Mrs Maple read this with a choler indescribable. She would have sent word that Ellis was ill, but she foresaw an endless embarrassment from inquiring visits; and, after the most fretful, but fruitless lamentations, passionately declared that she would have nothing more to do with the business, and retired to her room; telling Elinor that she might answer Mrs Howel as she pleased, only charging her to take upon herself all responsibility of consequences.
Elinor, enchanted, fixed upon two o’clock for the arrival of the carriage; and Ellis, who heard the tidings with even exquisite joy, spent the intermediate time in preparations, for which she no longer declined the assisting offers of Elinor, who, wild with renovated spirits, exhorted her, now in raillery, now in earnest, but always with agitated vehemence, to make no scruple of going off with Lord Melbury to Gretna Green.
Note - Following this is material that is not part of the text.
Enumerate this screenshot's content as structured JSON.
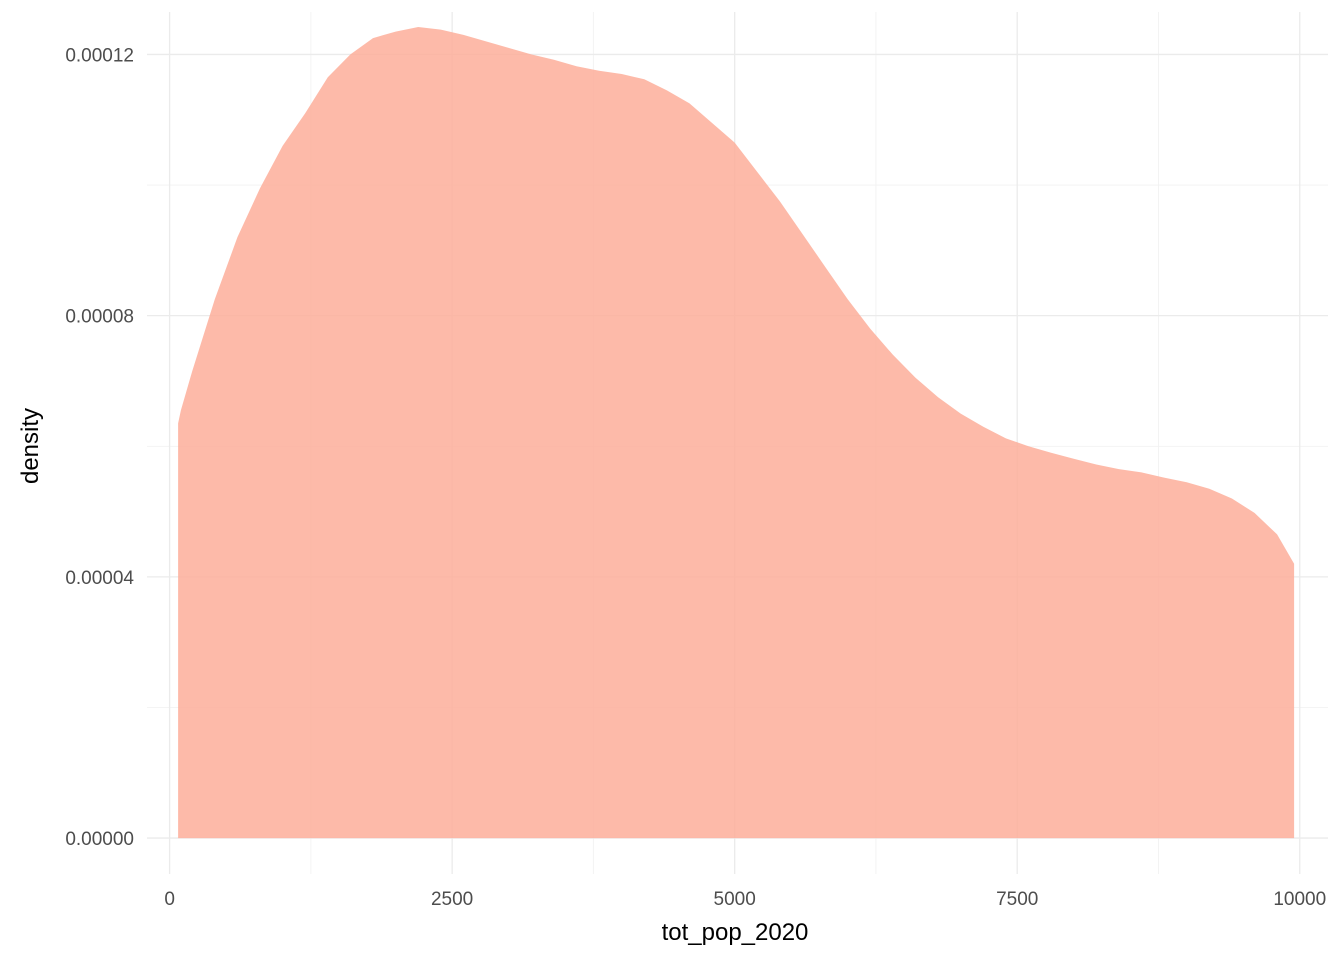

When the chaise arrived, Mrs Maple restless and curious, suddenly descended; but was filled with double envy and malevolence, at sight of the look of pleasure which Ellis wore; but which gave to Harleigh a satisfaction that counter-balanced his regret at her quitting the house.
‘I have only one thing to mention to you, Mrs Ellis,’ said Mrs Maple, with a gloomy scowl; ‘I insist upon it that you don’t say one syllable to Mrs Howel, nor to Lady Aurora, about your meanness, and low condition, and that ragged state that we found you in, patched, and blacked, and made up for an object to excite pity. Mind that! for if you go to Howel Place only to make out that I have been telling a parcel of stories, I shall be sure to discover it, and you shall repent it as long as you live.’
Ellis seemed tempted to leave the room without condescending to make any reply; but she checked herself, and desired to understand more clearly what Mrs Maple demanded.
‘That there may be only one tale told between us, and that you will be steady to stand to what I have said, of your being a young lady of good family, who came over with me from France.’
Ellis, without hesitation, consented; and Harleigh handed her to the chaise, Mrs Maple herself not knowing how to object to that civility, as the servants of Mrs Howel were waiting to attend their lady’s guest. ‘How happy, how relieved,’ cried he, in conducting her out, ‘will you feel in obtaining at last, a little reprieve from the narrow prejudice which urges this cruel treatment!’
‘You must not encourage me to resentment,’ cried she, smiling, ‘but rather bid me, as I bid myself, when I feel it rising, subdue it by recollecting my strange—indefinable situation in this family!’